The device deployed to preserve their way of life is formed of two symmetrical mud-brick structures about 130 feet long, 33 feet wide and with 11-foot-high walls arranged in two opposing curves bending outwards.
It dwarfs the workmen in keffiyeh who straddle the structure, working to shore it up with soft river clay now used as a cheap material by local farmers as it once was by the Sumerians.
The twin buildings appeared so purposeless to archaeologists in the 1920s that the site was simply named “the enigmatic structure”, with more daring theories suggesting that it might have been a bizarrely arranged temple.
Quartered in the concrete compound in the village of Nasr, experts working on the British Museum’s ongoing Girsu Project, which is funded by Getty, have flown drone flights and tested the soil to establish that the mysterious construction once straddled a 12-mile canal, proving it to be the world’s oldest known bridge.
The latest research conducted in this remote corner of Iraq, its least populated province, have now revealed that the structure that channelled a 100-foot-wide canal into a 13-foot-wide passage would have created a feature known as the “Venturi” effect, something that would not be theorised by scientists until the late 18th century. It refers to the increase in velocity of liquids as they pass through a constricted “throat”, and can be put into practice with structures known as “Venturi flumes”.
The Girsu structure is one such flume, which would have accelerated water flow and forced the water to more distant locations downstream where it was needed, including the neighbouring administrative capital of Lagash.
In modern-day Girsu, the only signs of water are the scars of desiccated wadis cut into the yellow dust, the remains of homes, temples and palace walls reduced by time and the desert rains first to slurry, then powder.
It is believed the structure was built by the final generations living in Girsu in a last attempt to save their home from becoming unlivable.

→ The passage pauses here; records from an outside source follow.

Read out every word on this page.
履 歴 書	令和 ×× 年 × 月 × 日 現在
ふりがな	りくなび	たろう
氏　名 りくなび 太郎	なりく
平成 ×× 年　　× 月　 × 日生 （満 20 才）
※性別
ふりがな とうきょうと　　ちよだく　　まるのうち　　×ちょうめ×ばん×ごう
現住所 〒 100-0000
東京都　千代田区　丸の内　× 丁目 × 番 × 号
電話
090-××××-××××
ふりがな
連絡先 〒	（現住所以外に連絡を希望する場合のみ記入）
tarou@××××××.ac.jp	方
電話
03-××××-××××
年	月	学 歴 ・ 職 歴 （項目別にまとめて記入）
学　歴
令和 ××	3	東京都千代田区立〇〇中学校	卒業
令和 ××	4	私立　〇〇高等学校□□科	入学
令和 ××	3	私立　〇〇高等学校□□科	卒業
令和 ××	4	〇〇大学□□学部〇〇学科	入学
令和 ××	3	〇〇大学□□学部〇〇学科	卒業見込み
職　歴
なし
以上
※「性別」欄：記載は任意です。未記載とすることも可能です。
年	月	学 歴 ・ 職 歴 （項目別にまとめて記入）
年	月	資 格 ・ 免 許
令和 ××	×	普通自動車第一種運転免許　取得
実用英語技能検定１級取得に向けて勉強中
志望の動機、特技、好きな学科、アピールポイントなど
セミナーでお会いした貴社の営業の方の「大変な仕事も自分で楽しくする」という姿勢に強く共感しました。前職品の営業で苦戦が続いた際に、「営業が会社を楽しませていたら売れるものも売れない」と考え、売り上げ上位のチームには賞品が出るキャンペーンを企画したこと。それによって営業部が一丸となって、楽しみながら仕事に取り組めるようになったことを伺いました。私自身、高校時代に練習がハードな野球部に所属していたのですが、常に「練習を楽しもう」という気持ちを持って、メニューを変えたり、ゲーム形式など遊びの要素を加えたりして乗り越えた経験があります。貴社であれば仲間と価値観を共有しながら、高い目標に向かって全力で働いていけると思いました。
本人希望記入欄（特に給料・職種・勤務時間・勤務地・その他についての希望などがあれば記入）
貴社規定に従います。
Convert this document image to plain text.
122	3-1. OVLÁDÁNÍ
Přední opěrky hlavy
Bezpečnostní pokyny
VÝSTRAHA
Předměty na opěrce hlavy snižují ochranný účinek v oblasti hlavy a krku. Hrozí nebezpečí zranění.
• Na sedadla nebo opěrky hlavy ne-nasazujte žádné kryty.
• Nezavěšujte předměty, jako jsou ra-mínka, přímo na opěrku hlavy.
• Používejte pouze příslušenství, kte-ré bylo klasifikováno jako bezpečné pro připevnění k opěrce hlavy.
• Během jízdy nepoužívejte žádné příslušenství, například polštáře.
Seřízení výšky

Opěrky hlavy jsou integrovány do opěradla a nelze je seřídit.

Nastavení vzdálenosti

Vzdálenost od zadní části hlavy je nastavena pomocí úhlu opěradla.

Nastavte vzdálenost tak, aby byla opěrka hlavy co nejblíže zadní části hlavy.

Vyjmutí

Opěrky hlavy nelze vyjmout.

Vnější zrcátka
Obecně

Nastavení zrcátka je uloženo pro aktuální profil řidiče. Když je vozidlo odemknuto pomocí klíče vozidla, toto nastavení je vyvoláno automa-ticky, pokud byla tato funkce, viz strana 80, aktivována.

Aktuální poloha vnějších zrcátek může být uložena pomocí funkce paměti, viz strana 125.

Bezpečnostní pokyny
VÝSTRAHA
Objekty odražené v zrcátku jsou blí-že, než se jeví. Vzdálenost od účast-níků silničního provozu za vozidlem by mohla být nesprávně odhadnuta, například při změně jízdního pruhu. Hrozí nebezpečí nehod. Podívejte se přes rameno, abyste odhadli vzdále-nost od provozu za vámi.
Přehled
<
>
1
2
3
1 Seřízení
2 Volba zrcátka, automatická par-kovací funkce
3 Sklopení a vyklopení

Their desperation is revealed by archaeological evidence, which shows that they redirected all water courses into a single canal and through the device to maximise flow.
The great temple to the warrior god Ningirsu, whose outline still sits high above the Mesopotamian floodplain, and the palace gradually unearthed with each journey of workman’s wheelbarrow would have been familiar to the ancients.
But, according to Ms Torun, the flume bridge is something entirely and excitingly new.
“When you do this to water it’s going to go further, it’s going to accelerate. They knew all the key factors, they knew what they were doing.
“We have not seen any other example of this in ancient Mesopotamia. If you look at the walls of the bridge, they are inclined outwards. This further increases flow, but no one knew this, as far as we know, until the 20th century.”
The Girsu flume even has a “sharp drop” at its centre, a feature present in modern flumes that would have better facilitated the Venturi effect and which the Sumerians appear to have been aware of.
There is evidence that the structure was built on a previous construction that followed the same design, suggesting that water-accelerating technology was known to the Sumerians millennia before it was thought to have been created.
The shifting climate and changing river courses in Mesopotamia in the second millennium BC were too powerful to be held back by Sumerian ingenuity, however.
In the temple complex, a band of white can be seen in the soil layers made up of deconsecrating ash that Sumerians scattered in the holy places that they believed had been abandoned by the gods, marking the point in 1750 BC when the inhabitants of Girsu abandoned the city.